The sun came out, and we saw St. Peter’s Church, one of the most ancient examples of medieval churches in the Baltic region. It was first built in the 13th century, and a Baroque wooden steeple was installed in 1690 – the highest in the world at that time. It was burned down during WW II and restored in 1973. It houses many lovely pieces of handmade tapestry as well as ancient epitaphs and burial plaques.

Across a canal and housed in four dirigible hangars that were never used for that purpose is Centraltirgus – City Market. Each section of the market houses a different type of commodity. There are fish and other seafood (dried, fresh, frozen, cooked and raw), fresh fruits and vegetables and clothes. I was surprised at how much smoked fish was for sale.

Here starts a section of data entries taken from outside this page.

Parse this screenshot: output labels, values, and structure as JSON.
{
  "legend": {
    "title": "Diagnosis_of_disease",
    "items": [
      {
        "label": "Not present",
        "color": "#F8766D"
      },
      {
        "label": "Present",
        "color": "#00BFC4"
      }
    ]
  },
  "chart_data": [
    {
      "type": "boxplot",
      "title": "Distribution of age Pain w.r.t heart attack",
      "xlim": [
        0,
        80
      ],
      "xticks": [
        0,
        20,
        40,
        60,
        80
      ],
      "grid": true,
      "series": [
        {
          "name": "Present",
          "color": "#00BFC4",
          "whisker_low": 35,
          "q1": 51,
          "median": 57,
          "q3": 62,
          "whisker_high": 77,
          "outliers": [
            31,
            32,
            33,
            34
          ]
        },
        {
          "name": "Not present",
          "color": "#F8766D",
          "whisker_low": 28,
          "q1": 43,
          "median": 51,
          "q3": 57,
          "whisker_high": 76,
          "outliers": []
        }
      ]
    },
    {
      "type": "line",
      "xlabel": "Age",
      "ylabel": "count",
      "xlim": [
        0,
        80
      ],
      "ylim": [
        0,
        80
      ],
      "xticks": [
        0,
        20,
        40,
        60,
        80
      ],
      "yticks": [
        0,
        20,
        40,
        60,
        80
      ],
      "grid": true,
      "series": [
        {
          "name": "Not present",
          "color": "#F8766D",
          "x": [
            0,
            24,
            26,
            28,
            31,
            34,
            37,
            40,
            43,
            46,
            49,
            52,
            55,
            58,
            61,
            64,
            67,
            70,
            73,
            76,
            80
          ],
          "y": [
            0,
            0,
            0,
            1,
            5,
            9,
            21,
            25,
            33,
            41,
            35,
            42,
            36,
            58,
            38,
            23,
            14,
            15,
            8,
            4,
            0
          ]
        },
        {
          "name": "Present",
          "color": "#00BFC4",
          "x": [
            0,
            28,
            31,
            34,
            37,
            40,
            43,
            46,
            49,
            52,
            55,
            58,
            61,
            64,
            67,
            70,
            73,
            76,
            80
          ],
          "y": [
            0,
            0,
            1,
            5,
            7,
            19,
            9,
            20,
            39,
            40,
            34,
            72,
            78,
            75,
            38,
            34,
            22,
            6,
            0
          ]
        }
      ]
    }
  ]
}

The element of Riga that got me most excited when I first read about it is the fact that it has been designated a World Heritage Site by UNESCO because of the number (around 800) and density (40% of buildings in the center of Riga) of their art nouveau buildings. It is generally recognized that Riga has the finest collection of art nouveau buildings in Europe. Art Nouveau was first expressed in fabrics and graphic design. This style spread on architecture and furniture in the 1890's. Art Nouveau buildings often have asymmetrical shapes, arches and decorative surfaces with curved, plant-like designs. Moreover, art and architecture connoisseurs believe that it is in Riga that art nouveau found especially powerful and sweeping expression.
The Freedom Monument
Michael Jackson Russian dolls

After a day of walking, touring, watching, looking and listening, we were tired and headed back to the ship, happy with all the discoveries we'd made that day.